Byron York, Washington Examiner, April 27, 2016
What was once furious Republican opposition to Donald Trump’s proposal to temporarily ban foreign Muslims from entering the U.S. has turned to virtual silence in the face of widespread GOP voter approval.
Exit polls from the nation’s biggest Republican primaries show impressive majority support for Trump’s proposal. In the latest example, in Pennsylvania Tuesday, 69 percent of GOP voters said they support “temporarily banning Muslims who are not U.S. citizens from entering the U.S.” In New York last week, the number was 68 percent.
In Wisconsin, 69 percent supported Trump’s idea. In Florida, 64 percent. Georgia, 68 percent. Ohio, 65 percent. Michigan, 63 percent. New Hampshire, 65 percent. Texas, 67 percent.
Huge majorities across the country in states won by Trump and states won by Ted Cruz–and even the one state won by John Kasich. If those exit polls, measuring the opinions of tens of thousands of people, are correct, the temporary foreign Muslim ban has become a Republican staple.
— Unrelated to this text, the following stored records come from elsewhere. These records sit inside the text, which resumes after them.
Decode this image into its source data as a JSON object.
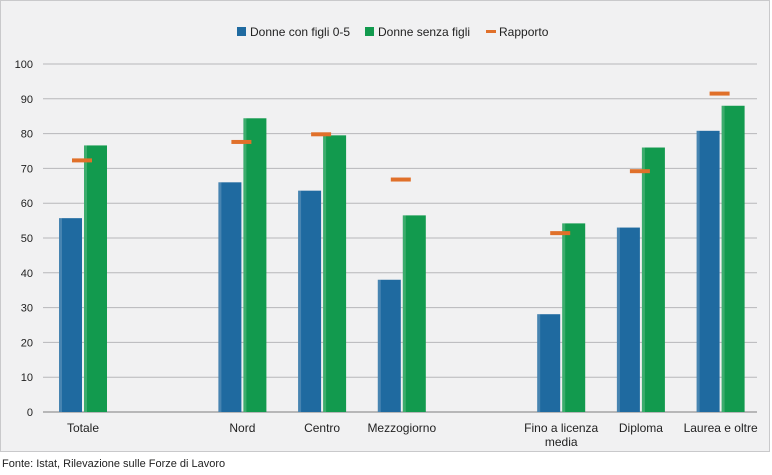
{
  "chart_data": {
    "type": "bar",
    "categories": [
      {
        "label": [
          "Totale"
        ],
        "slot": 0
      },
      {
        "label": [
          "Nord"
        ],
        "slot": 2
      },
      {
        "label": [
          "Centro"
        ],
        "slot": 3
      },
      {
        "label": [
          "Mezzogiorno"
        ],
        "slot": 4
      },
      {
        "label": [
          "Fino a licenza",
          "media"
        ],
        "slot": 6
      },
      {
        "label": [
          "Diploma"
        ],
        "slot": 7
      },
      {
        "label": [
          "Laurea e oltre"
        ],
        "slot": 8
      }
    ],
    "series": [
      {
        "name": "Donne con figli 0-5",
        "kind": "bar",
        "color": "#1f6aa0",
        "values": [
          55.7,
          66.0,
          63.6,
          38.0,
          28.1,
          53.0,
          80.8
        ]
      },
      {
        "name": "Donne senza figli",
        "kind": "bar",
        "color": "#129a4e",
        "values": [
          76.6,
          84.4,
          79.5,
          56.5,
          54.2,
          76.0,
          88.0
        ]
      },
      {
        "name": "Rapporto",
        "kind": "marker",
        "color": "#e0702a",
        "values": [
          72.3,
          77.6,
          79.8,
          66.8,
          51.4,
          69.2,
          91.5
        ]
      }
    ],
    "ylim": [
      0,
      100
    ],
    "yticks": [
      0,
      10,
      20,
      30,
      40,
      50,
      60,
      70,
      80,
      90,
      100
    ],
    "grid": true,
    "legend_position": "top-center"
  },
  "source": "Fonte: Istat, Rilevazione sulle Forze di Lavoro"
}
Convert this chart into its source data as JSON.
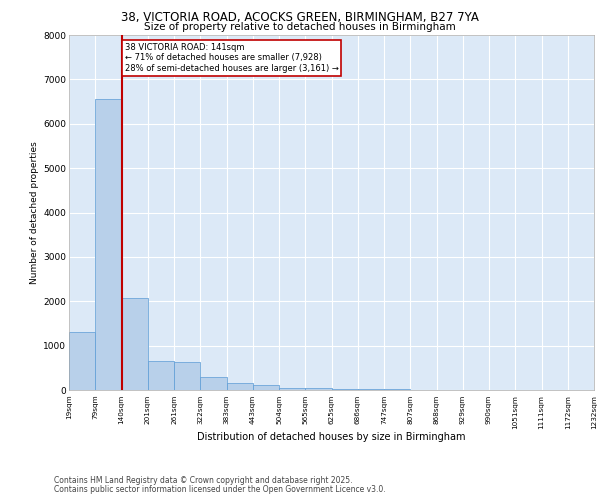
{
  "title_line1": "38, VICTORIA ROAD, ACOCKS GREEN, BIRMINGHAM, B27 7YA",
  "title_line2": "Size of property relative to detached houses in Birmingham",
  "xlabel": "Distribution of detached houses by size in Birmingham",
  "ylabel": "Number of detached properties",
  "subject_label": "38 VICTORIA ROAD: 141sqm",
  "annotation_line2": "← 71% of detached houses are smaller (7,928)",
  "annotation_line3": "28% of semi-detached houses are larger (3,161) →",
  "subject_value": 141,
  "subject_bar_index": 2,
  "bar_heights": [
    1300,
    6550,
    2080,
    660,
    640,
    290,
    155,
    105,
    55,
    45,
    30,
    20,
    12,
    8,
    5,
    4,
    3,
    2,
    1,
    1
  ],
  "tick_labels": [
    "19sqm",
    "79sqm",
    "140sqm",
    "201sqm",
    "261sqm",
    "322sqm",
    "383sqm",
    "443sqm",
    "504sqm",
    "565sqm",
    "625sqm",
    "686sqm",
    "747sqm",
    "807sqm",
    "868sqm",
    "929sqm",
    "990sqm",
    "1051sqm",
    "1111sqm",
    "1172sqm",
    "1232sqm"
  ],
  "bar_color": "#b8d0ea",
  "bar_edge_color": "#5b9bd5",
  "subject_line_color": "#c00000",
  "annotation_box_color": "#c00000",
  "background_color": "#dce9f7",
  "grid_color": "#ffffff",
  "ylim": [
    0,
    8000
  ],
  "yticks": [
    0,
    1000,
    2000,
    3000,
    4000,
    5000,
    6000,
    7000,
    8000
  ],
  "footer_line1": "Contains HM Land Registry data © Crown copyright and database right 2025.",
  "footer_line2": "Contains public sector information licensed under the Open Government Licence v3.0."
}
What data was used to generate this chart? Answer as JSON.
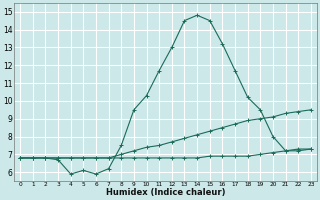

All of Trump’s rivals in the 2016 race said they disagreed with the proposal. Some used stronger terms than others: Jeb Bush called it “unhinged,” while others called it “idiotic,” “fascist,” “racist,” and “dangerous.” House Speaker Paul Ryan called the plan unconstitutional and “not what this party stands for and, more importantly . . . not what this country stands for.” 2012 presidential nominee Mitt Romney accused Trump of “scapegoating” Muslims. Karl Rove called it “stupid.” Former Vice President Dick Cheney said Trump’s proposal “goes against everything we believe in.”